Studying Recommender Systems to Enhance Distributed Computing Schedulers.

机译：研究推荐系统以增强分布式计算调度程序。

获取原文

获取原文并翻译 | 示例

页面导航

摘要
著录项
相似文献
相关主题

摘要

Distributed Computing frameworks belong to a class of programming models that allow developers to launch workloads on large clusters of machines. Due to the dramatic increase in the volume of data gathered by ubiquitous computing devices, data analytic workloads have become a common case among distributed computing applications, making Data Science an entire field of Computer Science. We argue that Data Scientist's concern lays in three main components: a dataset, a sequence of operations they wish to apply on this dataset, and some constraint they may have related to their work (performances, QoS, budget, etc). However, it is actually extremely difficult, without domain expertise, to perform data science. One need to select the right amount and type of resources, pick up a framework, and configure it. Also, users are often running their application in shared environments, ruled by schedulers expecting them to specify precisely their resource needs. Inherent to the distributed and concurrent nature of the cited frameworks, monitoring and profiling are hard, high dimensional problems that block users from making the right configuration choices and determining the right amount of resources they need.
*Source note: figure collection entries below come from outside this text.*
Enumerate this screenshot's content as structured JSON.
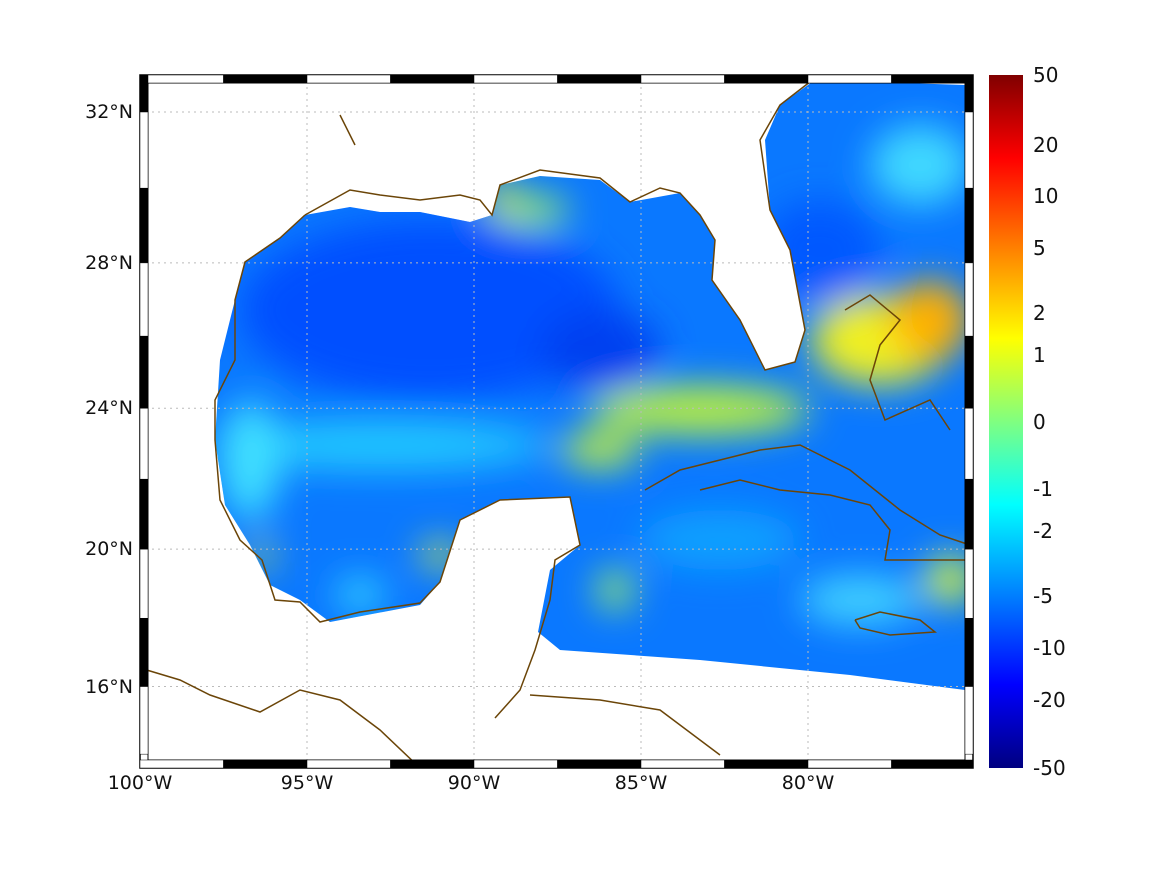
{
  "map": {
    "lon_ticks": [
      {
        "value": -100,
        "label": "100°W"
      },
      {
        "value": -95,
        "label": "95°W"
      },
      {
        "value": -90,
        "label": "90°W"
      },
      {
        "value": -85,
        "label": "85°W"
      },
      {
        "value": -80,
        "label": "80°W"
      }
    ],
    "lat_ticks": [
      {
        "value": 32,
        "label": "32°N"
      },
      {
        "value": 28,
        "label": "28°N"
      },
      {
        "value": 24,
        "label": "24°N"
      },
      {
        "value": 20,
        "label": "20°N"
      },
      {
        "value": 16,
        "label": "16°N"
      }
    ],
    "lon_range": [
      -100,
      -75.05
    ],
    "lat_range": [
      14.3,
      33.0
    ],
    "coast_color": "#6b4508",
    "grid": "dotted"
  },
  "colorbar": {
    "colormap": "jet",
    "labels": [
      "50",
      "20",
      "10",
      "5",
      "2",
      "1",
      "0",
      "-1",
      "-2",
      "-5",
      "-10",
      "-20",
      "-50"
    ]
  }
}
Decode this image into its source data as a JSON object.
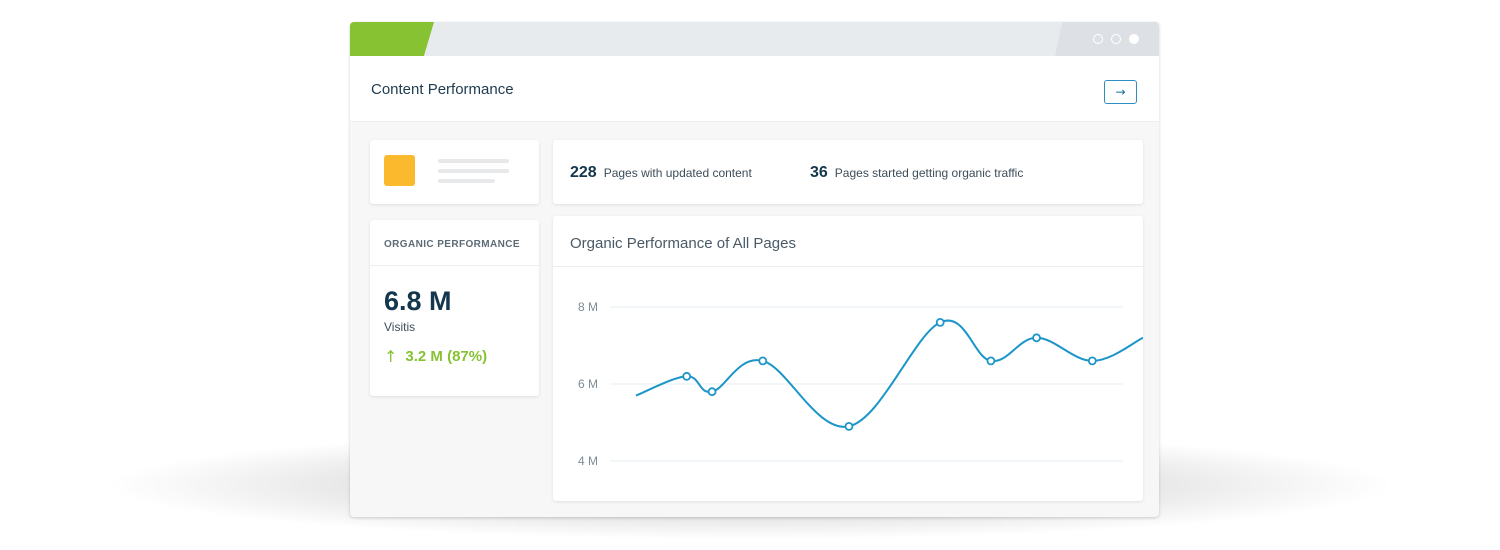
{
  "window": {
    "title": "Content Performance",
    "accent_color": "#86c232",
    "window_controls": [
      "dot-outline",
      "dot-outline",
      "dot-filled"
    ]
  },
  "placeholder_card": {
    "icon_color": "#fbb92e"
  },
  "organic_card": {
    "label": "ORGANIC PERFORMANCE",
    "value": "6.8 M",
    "sub_label": "Visitis",
    "change_icon": "up-arrow-icon",
    "change": "3.2 M (87%)"
  },
  "stats": [
    {
      "number": "228",
      "text": "Pages with updated content"
    },
    {
      "number": "36",
      "text": "Pages started getting organic traffic"
    }
  ],
  "chart_card": {
    "title": "Organic Performance of All Pages"
  },
  "chart_data": {
    "type": "line",
    "title": "Organic Performance of All Pages",
    "y_ticks": [
      {
        "value": 8,
        "label": "8 M"
      },
      {
        "value": 6,
        "label": "6 M"
      },
      {
        "value": 4,
        "label": "4 M"
      }
    ],
    "ylim": [
      4,
      8
    ],
    "x_range": [
      0,
      10
    ],
    "grid": true,
    "series": [
      {
        "color": "#1c95c9",
        "points": [
          {
            "x": 0.0,
            "y": 5.7,
            "marker": false
          },
          {
            "x": 1.0,
            "y": 6.2,
            "marker": true
          },
          {
            "x": 1.5,
            "y": 5.8,
            "marker": true
          },
          {
            "x": 2.5,
            "y": 6.6,
            "marker": true
          },
          {
            "x": 4.2,
            "y": 4.9,
            "marker": true
          },
          {
            "x": 6.0,
            "y": 7.6,
            "marker": true
          },
          {
            "x": 7.0,
            "y": 6.6,
            "marker": true
          },
          {
            "x": 7.9,
            "y": 7.2,
            "marker": true
          },
          {
            "x": 9.0,
            "y": 6.6,
            "marker": true
          },
          {
            "x": 10.0,
            "y": 7.2,
            "marker": false
          }
        ]
      }
    ]
  }
}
Paradoxically, the system is gathering a large amount of monitoring data at runtime, which remains unused.;In the ideal abstraction we envision for data scientists, the system is adaptive, able to exploit monitoring data to learn about workloads, and process user requests into a tailored execution context. In this work, we study different techniques that have been used to make steps toward such system awareness, and explore a new way to do so by implementing machine learning techniques to recommend a specific subset of system configurations for Apache Spark applications. Furthermore, we present an in depth study of Apache Spark executors configuration, which highlight the complexity in choosing the best one for a given workload.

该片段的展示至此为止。